Basil of Caesarea, Canon 13, 370AD:
“Our Fathers did not consider murders committed in the course of wars to be classifiable as murders at all, on the score, it seems to me, of allowing a pardon to men fighting in defense of sobriety and piety. Perhaps, though, it might be advisable to refuse them communion for 3 years, on the ground that they are not clean-handed.”
“He who gives a mortal wound to another is a murderer whether it is done in aggression or in self-defense."

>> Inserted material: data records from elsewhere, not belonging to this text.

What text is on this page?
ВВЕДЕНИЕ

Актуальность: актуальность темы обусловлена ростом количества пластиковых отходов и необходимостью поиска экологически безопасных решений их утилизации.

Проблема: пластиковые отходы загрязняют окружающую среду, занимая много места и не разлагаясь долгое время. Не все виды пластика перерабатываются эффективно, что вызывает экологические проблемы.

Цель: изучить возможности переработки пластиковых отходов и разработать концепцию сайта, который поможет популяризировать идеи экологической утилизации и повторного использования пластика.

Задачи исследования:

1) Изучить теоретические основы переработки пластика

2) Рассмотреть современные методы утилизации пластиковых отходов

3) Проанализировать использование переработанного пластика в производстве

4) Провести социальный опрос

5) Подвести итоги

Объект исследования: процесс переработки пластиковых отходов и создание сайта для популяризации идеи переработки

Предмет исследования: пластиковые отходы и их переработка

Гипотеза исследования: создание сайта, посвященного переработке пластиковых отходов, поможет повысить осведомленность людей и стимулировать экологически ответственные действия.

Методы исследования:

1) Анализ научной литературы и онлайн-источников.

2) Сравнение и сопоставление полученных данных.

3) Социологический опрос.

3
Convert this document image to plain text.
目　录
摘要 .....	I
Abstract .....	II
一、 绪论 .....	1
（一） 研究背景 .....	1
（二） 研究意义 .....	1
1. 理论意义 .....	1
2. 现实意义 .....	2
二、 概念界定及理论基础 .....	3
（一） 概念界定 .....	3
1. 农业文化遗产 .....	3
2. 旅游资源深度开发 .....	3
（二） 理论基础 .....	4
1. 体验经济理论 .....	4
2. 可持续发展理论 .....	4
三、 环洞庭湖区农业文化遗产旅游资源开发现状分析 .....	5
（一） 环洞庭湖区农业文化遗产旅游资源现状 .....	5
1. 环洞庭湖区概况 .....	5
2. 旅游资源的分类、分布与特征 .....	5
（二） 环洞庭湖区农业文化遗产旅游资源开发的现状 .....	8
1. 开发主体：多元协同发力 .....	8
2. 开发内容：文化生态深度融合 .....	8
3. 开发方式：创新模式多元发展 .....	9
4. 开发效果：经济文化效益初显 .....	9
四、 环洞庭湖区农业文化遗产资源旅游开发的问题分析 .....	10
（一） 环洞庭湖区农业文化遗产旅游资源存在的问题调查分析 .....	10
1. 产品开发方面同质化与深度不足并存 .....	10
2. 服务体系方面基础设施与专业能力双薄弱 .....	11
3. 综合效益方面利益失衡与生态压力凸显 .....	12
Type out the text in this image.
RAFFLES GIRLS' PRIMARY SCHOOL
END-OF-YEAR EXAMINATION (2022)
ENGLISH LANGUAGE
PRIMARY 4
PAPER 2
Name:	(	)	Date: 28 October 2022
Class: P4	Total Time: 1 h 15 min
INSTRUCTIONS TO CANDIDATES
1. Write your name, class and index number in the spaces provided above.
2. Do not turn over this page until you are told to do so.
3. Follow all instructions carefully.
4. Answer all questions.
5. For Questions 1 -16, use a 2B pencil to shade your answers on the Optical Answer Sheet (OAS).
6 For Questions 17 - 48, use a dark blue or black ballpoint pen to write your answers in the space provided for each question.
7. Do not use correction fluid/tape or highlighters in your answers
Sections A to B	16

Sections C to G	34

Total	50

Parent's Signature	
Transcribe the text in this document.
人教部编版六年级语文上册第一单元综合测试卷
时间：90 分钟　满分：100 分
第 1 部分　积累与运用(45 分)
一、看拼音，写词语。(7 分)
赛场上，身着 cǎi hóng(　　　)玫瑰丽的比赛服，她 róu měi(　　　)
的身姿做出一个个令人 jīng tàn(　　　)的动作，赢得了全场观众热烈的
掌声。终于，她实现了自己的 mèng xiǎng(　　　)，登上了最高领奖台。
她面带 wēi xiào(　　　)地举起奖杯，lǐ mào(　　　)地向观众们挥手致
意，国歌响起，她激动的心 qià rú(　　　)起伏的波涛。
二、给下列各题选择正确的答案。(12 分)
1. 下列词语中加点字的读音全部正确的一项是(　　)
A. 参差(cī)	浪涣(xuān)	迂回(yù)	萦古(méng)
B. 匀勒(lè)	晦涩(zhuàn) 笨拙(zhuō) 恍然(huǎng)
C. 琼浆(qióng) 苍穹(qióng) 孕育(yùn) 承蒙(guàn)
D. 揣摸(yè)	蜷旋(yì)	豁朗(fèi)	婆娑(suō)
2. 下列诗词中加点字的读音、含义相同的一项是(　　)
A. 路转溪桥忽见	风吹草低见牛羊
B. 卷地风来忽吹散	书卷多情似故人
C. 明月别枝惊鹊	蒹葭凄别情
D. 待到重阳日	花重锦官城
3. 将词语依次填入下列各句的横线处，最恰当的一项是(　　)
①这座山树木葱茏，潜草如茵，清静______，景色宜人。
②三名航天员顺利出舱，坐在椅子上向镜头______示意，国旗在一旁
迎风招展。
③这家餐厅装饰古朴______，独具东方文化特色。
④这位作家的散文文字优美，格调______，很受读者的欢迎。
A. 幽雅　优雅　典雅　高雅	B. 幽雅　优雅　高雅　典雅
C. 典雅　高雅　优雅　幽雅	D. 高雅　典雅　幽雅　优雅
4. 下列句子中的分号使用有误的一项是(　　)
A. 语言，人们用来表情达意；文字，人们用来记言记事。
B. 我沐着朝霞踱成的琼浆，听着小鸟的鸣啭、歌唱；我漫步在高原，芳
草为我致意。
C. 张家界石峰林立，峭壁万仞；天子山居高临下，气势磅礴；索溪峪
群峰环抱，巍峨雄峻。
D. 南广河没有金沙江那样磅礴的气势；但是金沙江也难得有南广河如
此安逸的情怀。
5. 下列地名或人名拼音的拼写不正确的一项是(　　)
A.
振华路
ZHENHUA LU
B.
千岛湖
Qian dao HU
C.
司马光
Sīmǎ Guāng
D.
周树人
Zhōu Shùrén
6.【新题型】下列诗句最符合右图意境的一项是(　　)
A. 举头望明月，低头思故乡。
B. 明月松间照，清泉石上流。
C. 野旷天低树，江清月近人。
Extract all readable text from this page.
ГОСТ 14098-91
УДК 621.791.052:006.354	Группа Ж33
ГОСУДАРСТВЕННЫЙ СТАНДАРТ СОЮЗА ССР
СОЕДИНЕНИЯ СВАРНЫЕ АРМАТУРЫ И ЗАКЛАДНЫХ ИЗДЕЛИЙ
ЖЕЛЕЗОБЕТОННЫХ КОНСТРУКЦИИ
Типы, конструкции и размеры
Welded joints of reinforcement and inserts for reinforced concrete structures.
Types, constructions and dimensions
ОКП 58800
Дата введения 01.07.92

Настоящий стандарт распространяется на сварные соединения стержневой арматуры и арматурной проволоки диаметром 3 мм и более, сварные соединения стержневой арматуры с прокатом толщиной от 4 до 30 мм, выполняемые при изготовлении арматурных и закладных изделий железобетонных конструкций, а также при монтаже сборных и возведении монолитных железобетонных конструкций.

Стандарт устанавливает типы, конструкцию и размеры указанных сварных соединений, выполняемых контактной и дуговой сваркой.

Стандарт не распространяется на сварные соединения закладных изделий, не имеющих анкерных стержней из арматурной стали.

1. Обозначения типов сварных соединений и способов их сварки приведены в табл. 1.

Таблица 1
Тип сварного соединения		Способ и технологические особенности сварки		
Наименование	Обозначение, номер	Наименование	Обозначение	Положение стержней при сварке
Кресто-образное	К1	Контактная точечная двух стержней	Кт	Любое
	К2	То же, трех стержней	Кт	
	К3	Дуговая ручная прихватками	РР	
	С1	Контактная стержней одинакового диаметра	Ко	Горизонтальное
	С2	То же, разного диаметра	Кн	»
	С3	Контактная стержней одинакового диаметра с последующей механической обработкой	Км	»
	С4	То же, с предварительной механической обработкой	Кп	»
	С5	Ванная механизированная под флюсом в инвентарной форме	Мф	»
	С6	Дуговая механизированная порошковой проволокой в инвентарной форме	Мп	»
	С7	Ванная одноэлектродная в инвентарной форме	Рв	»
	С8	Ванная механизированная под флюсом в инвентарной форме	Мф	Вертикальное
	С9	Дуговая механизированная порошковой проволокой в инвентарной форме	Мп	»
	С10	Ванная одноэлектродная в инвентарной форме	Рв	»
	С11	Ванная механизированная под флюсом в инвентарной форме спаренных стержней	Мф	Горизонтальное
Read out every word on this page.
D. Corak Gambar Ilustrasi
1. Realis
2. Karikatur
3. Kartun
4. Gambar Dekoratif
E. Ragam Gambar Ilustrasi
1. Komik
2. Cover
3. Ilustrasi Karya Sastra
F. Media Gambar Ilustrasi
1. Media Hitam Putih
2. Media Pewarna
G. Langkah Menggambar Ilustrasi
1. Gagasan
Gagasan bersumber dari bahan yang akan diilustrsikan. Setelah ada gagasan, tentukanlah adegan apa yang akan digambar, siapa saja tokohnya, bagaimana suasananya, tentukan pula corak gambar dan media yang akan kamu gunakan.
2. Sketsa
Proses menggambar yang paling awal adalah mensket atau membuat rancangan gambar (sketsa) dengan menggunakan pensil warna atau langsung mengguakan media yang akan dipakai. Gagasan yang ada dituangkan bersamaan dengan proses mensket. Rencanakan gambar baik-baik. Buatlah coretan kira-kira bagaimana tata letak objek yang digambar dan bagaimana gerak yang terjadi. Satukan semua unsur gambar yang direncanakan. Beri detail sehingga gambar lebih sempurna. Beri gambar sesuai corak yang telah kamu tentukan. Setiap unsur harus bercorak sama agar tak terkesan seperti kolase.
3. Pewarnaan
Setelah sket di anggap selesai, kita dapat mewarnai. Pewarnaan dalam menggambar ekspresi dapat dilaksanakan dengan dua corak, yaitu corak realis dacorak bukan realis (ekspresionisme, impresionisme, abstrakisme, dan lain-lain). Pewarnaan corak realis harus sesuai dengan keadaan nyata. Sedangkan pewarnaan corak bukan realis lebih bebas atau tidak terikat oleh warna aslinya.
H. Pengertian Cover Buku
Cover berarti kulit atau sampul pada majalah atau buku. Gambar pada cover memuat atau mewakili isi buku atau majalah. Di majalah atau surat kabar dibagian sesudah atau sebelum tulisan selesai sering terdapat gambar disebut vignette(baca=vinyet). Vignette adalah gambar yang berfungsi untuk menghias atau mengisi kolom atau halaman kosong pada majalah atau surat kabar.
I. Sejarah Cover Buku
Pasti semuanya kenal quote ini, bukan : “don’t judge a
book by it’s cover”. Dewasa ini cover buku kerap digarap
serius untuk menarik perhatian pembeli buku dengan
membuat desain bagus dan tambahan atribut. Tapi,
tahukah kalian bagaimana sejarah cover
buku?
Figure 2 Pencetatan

St. Nicodemos, Interpretation of Canon 13 of St. Basil:
“By ‘Our Fathers" here Basil the Great means Athanasius the Great and his followers. For Athanasius says in his Epistle to Amun that for one to slay enemies in war is lawful and praiseworthy. But St. Basil explains also the reason why the more ancient Fathers permitted them to be pardoned, which is that those men who slay men in the course of war are fighting for the faith and for the maintenance of sobriety. For, if once the barbarians and infidels should succeed in gaining the upper hand, neither piety will be left, since they disregard it and seek to establish their own wicked faith and bad belief, nor sobriety and maintenance of honor, seeing that their victory would be followed by many instances of violation and ravishment of young women and of young men. The Saint goes on to add, however, on his own part, not a definitive Canon, but an advisory and indecisive suggestion that although these men who slay others in war were not considered murderers by the more ancient Fathers, yet, since their hands are not unstained by blood, it might perhaps be well for them to abstain from communion for 3 years solely as regards the Mysteries, but not to be expelled, that is to say, from the Church, like other penitents.”
The Testament of our Lord Jesus Christ, 350- 400AD:
Chapter 2: “If any one be a soldier or in authority, let him be taught not to oppress or to kill or to rob, or to be angry or to rage and afflict any one. But let those rations [Luke 3.14] suffice him which are given to him. But if they wish to be baptized in the Lord, let them cease from military service or from the [post of] of authority, and if not let them not be received.”
Notes to Chapter 2: Forbidden Trades and Professions and Military Service in other Church Orders
(1) C.H. 65-79 have a long list of those who are not to be admitted…No man who has received the power of killing, or is a soldier, to be received…Christians are not voluntarily to become soldiers; if compelled, they must beware lest they be guilty of blood; if they have shed blood, they are not to receive Holy Communion till they repent.
(2) Eg. C.O. 41 headed “Of Actions and Works,”
A soldier being in authority…he who has the power of the sword or a city governor clothed with purple is to be rejected or else cease (from their profession). Catechumens or baptized persons wishing to be soldiers are to be rejected because they have despised God.